Italie, vers une « 3ème République » sous tutelle de l’UE ?
par Danielle Riva
En Italie, la période baptisée « 1ère République » allait de la République votée en 1948, aux années 1994. Ces années furent marquées par une lutte bipartisane à mort entre le PCI (le plus grand parti communiste d’Europe) et la Démocratie chrétienne, sous le contrôle de forces occultes (services secrets divers et variés autour de la CIA qui ont même tenté la prise du pouvoir dans les années 1969/1970). L’Italie était le maillon faible de l’ « Alliance occidentale » et donc sous tutelle de l’Otan.
Cette « 1ère République » en 1993/94 a signé la fin du bipartisme, et elle s’est dissoute dans l’affairisme plus ou moins mafieux de « Forza Italia » sous la conduite du cavaliere di Arcore (Berlusconi), tout en étant remarquable par le dynamisme de son régime parlementaire à la proportionnelle intégrale qui obligeait à une recomposition permanente des forces de gouvernement, faisant de l’Italie la championne avec plus de 67 gouvernements en 70 ans !

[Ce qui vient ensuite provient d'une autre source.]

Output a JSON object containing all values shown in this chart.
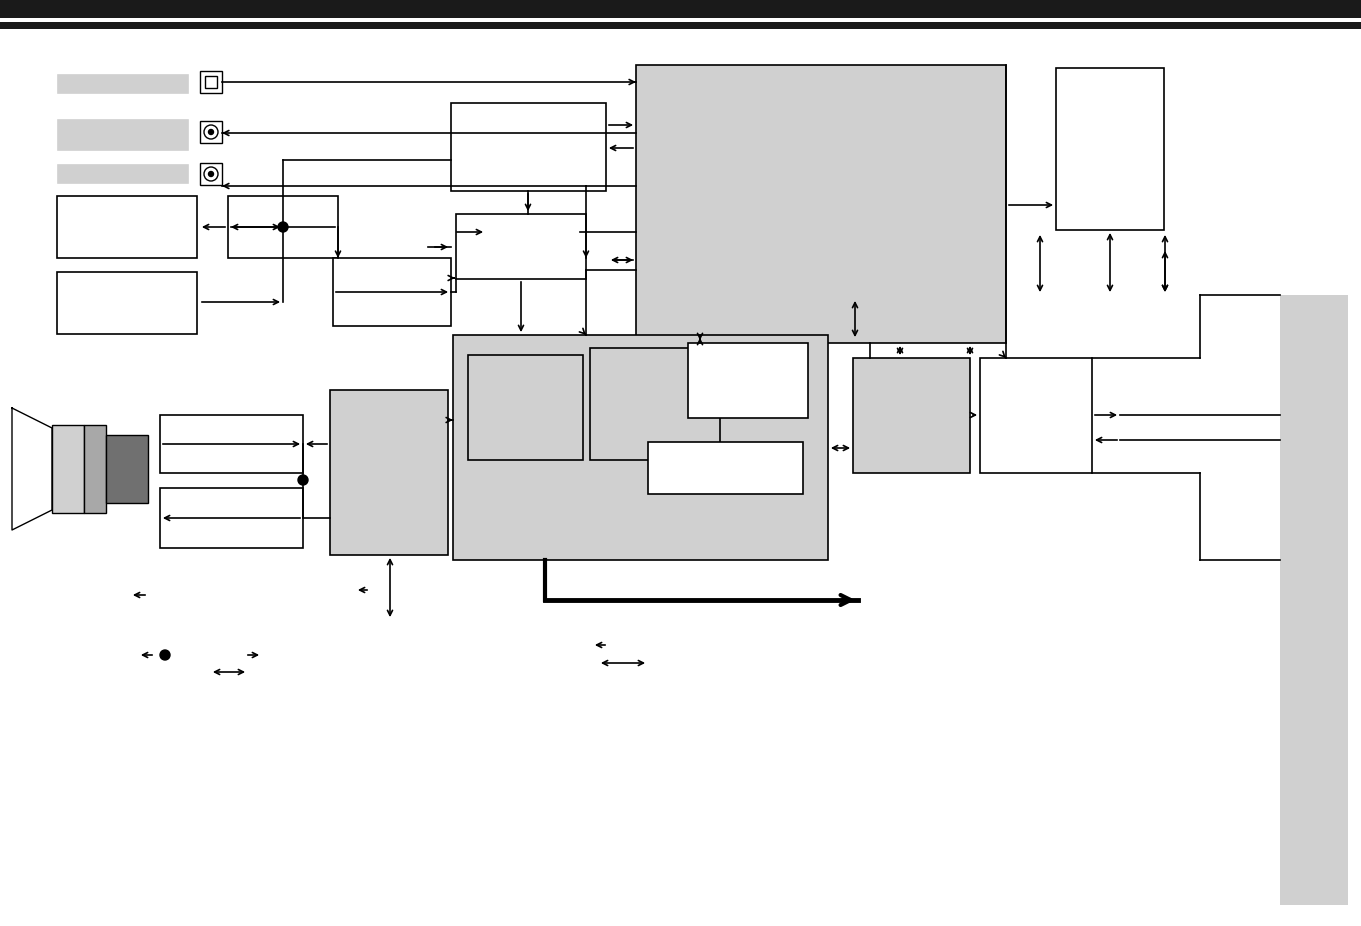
{
  "bg_color": "#ffffff",
  "header_color": "#1a1a1a",
  "light_gray": "#d0d0d0",
  "mid_gray": "#a8a8a8",
  "dark_gray": "#707070",
  "figsize": [
    13.61,
    9.26
  ],
  "dpi": 100
}
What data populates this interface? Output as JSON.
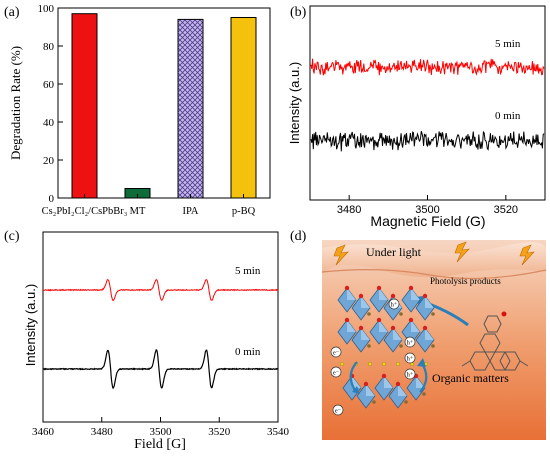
{
  "chart_data": [
    {
      "panel": "(a)",
      "type": "bar",
      "categories": [
        "Cs₂PbI₂Cl₂/CsPbBr₃",
        "MT",
        "IPA",
        "p-BQ"
      ],
      "values": [
        97,
        5,
        94,
        95
      ],
      "colors": [
        "#ee1111",
        "#0f6b3a",
        "#c9b6ee",
        "#f4c20d"
      ],
      "hatched": [
        false,
        false,
        true,
        false
      ],
      "xlabel": "",
      "ylabel": "Degradation Rate (%)",
      "ylim": [
        0,
        100
      ],
      "yticks": [
        0,
        20,
        40,
        60,
        80,
        100
      ]
    },
    {
      "panel": "(b)",
      "type": "line",
      "xlabel": "Magnetic Field (G)",
      "ylabel": "Intensity (a.u.)",
      "xlim": [
        3470,
        3530
      ],
      "xticks": [
        3480,
        3500,
        3520
      ],
      "series": [
        {
          "name": "5 min",
          "color": "#ff0000"
        },
        {
          "name": "0 min",
          "color": "#000000"
        }
      ]
    },
    {
      "panel": "(c)",
      "type": "line",
      "xlabel": "Field [G]",
      "ylabel": "Intensity (a.u.)",
      "xlim": [
        3460,
        3540
      ],
      "xticks": [
        3460,
        3480,
        3500,
        3520,
        3540
      ],
      "peak_centers": [
        3483,
        3499.5,
        3516.5
      ],
      "series": [
        {
          "name": "5 min",
          "color": "#ff0000"
        },
        {
          "name": "0 min",
          "color": "#000000"
        }
      ]
    }
  ],
  "diagram": {
    "panel": "(d)",
    "under_light": "Under light",
    "photolysis": "Photolysis products",
    "organic": "Organic matters",
    "hole": "h⁺",
    "electron": "e⁻"
  }
}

La « deuxième République », qui a suivi, a dansé au rythme de la dérive des restes du Parti communiste et de la Démocratie italienne, du développement du « populisme » et du « séparatisme » de la Lega du Nord (Bossi). Elle s’épuisa en « combinazione » entre des forces de moins en moins importantes, de moins en moins représentatives, de plus en plus éclatées, qui obligeaient à des alliances de gouvernement (il y a eu près de 70 groupes politiques, si l’on y ajoute les particularismes régionaux, ex : Trentino et Alto-Adigio, se retrouvant dans différentes alliances lors des élections !).
Elle vit aussi disparaître la présence de l’extrême gauche dans les deux Assemblées (permise par la proportionnelle), victime des manipulations berlusconiennes sur les critères de représentativité minimale pour obtenir un siège, et du reflux des idéaux révolutionnaires du Mai rampant (1969) et de la transformation du PCI en force centriste. Mais ce fut aussi le renouveau des campagnes contre la Mafia, la corruption, « Mani pulite » (« mains propres ») et parfois contre le premier Ministre lui-même (Berlusconi) image de cette collusion entre la mafia et la politique, qui malgré plusieurs procès n’a jamais pu être établie.

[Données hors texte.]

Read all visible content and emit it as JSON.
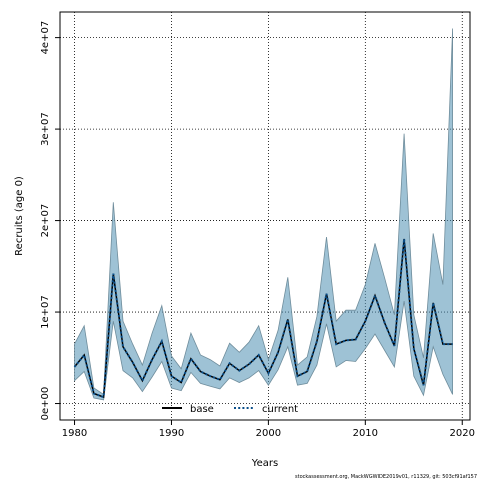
{
  "chart_data": {
    "type": "line",
    "xlabel": "Years",
    "ylabel": "Recruits (age 0)",
    "xlim": [
      1978.5,
      2020.8
    ],
    "ylim": [
      -1800000,
      42800000
    ],
    "xticks": [
      1980,
      1990,
      2000,
      2010,
      2020
    ],
    "yticks": [
      0,
      10000000,
      20000000,
      30000000,
      40000000
    ],
    "ytick_labels": [
      "0e+00",
      "1e+07",
      "2e+07",
      "3e+07",
      "4e+07"
    ],
    "grid": true,
    "legend_position": "bottom",
    "x": [
      1980,
      1981,
      1982,
      1983,
      1984,
      1985,
      1986,
      1987,
      1988,
      1989,
      1990,
      1991,
      1992,
      1993,
      1994,
      1995,
      1996,
      1997,
      1998,
      1999,
      2000,
      2001,
      2002,
      2003,
      2004,
      2005,
      2006,
      2007,
      2008,
      2009,
      2010,
      2011,
      2012,
      2013,
      2014,
      2015,
      2016,
      2017,
      2018,
      2019
    ],
    "series": [
      {
        "name": "base",
        "style": "solid",
        "color": "#000000",
        "values": [
          4000000,
          5300000,
          1100000,
          700000,
          14200000,
          6200000,
          4500000,
          2500000,
          4800000,
          6800000,
          3000000,
          2300000,
          4900000,
          3500000,
          3000000,
          2600000,
          4400000,
          3600000,
          4300000,
          5300000,
          3300000,
          5600000,
          9200000,
          3000000,
          3500000,
          6800000,
          12000000,
          6500000,
          6900000,
          7000000,
          9000000,
          11800000,
          8800000,
          6300000,
          18000000,
          6000000,
          2000000,
          11000000,
          6500000,
          6500000
        ]
      },
      {
        "name": "current",
        "style": "dotted",
        "color": "#0a4f8a",
        "values": [
          4000000,
          5300000,
          1100000,
          700000,
          14200000,
          6200000,
          4500000,
          2500000,
          4800000,
          6800000,
          3000000,
          2300000,
          4900000,
          3500000,
          3000000,
          2600000,
          4400000,
          3600000,
          4300000,
          5300000,
          3300000,
          5600000,
          9200000,
          3000000,
          3500000,
          6800000,
          12000000,
          6500000,
          6900000,
          7000000,
          9000000,
          11800000,
          8800000,
          6300000,
          18000000,
          6000000,
          2000000,
          11000000,
          6500000,
          6500000
        ]
      }
    ],
    "band": {
      "color": "#4f90b3",
      "upper": [
        6500000,
        8500000,
        1700000,
        1000000,
        22000000,
        9000000,
        6500000,
        4200000,
        7700000,
        10700000,
        5200000,
        3800000,
        7700000,
        5300000,
        4800000,
        4100000,
        6600000,
        5600000,
        6700000,
        8500000,
        4800000,
        8000000,
        13800000,
        4200000,
        5100000,
        9500000,
        18200000,
        9000000,
        10200000,
        10200000,
        13000000,
        17500000,
        13700000,
        9700000,
        29500000,
        9700000,
        5000000,
        18600000,
        13000000,
        41000000
      ],
      "lower": [
        2500000,
        3500000,
        600000,
        400000,
        9000000,
        3600000,
        2800000,
        1300000,
        2900000,
        4600000,
        1700000,
        1400000,
        3400000,
        2200000,
        1900000,
        1600000,
        2800000,
        2300000,
        2800000,
        3600000,
        2000000,
        3700000,
        6200000,
        2000000,
        2200000,
        4200000,
        8700000,
        4000000,
        4700000,
        4600000,
        6000000,
        7600000,
        5800000,
        4000000,
        11200000,
        3000000,
        900000,
        6200000,
        3200000,
        1000000
      ]
    }
  },
  "footer": "stockassessment.org, MackWGWIDE2019v01, r11329, git: 503cf91af157"
}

Une faiblesse institutionnelle native à la sortie du fascisme qui a déterminé l’Italie à arrimer, son vaisseau à l’UE pour faire partie des 3 pays fondateurs. Elle a d’ailleurs toujours un sentiment d’amertume au fait que le « couple « Franco-Allemand » oublie cela ; que les Allemands l’aient classée dans les PIGS (Portugal, Italie, Grèce, Espagne), même si aujourd’hui, les Allemands se sont rendus compte que l’effondrement de l’Italie allait avoir une incidence violente pour leur propre économie.
C’est Renzi avec sa minable opération, qui a ouvert une nouvelle phase rejetée jusque-là par les Italiens : celle de la mise en tutelle de l’Italie par la BCE, à la Grecque, mais en moins violent, car avec un « cadeau » de 200 milliards pour le « redressement » de la troisième économie de l’UE.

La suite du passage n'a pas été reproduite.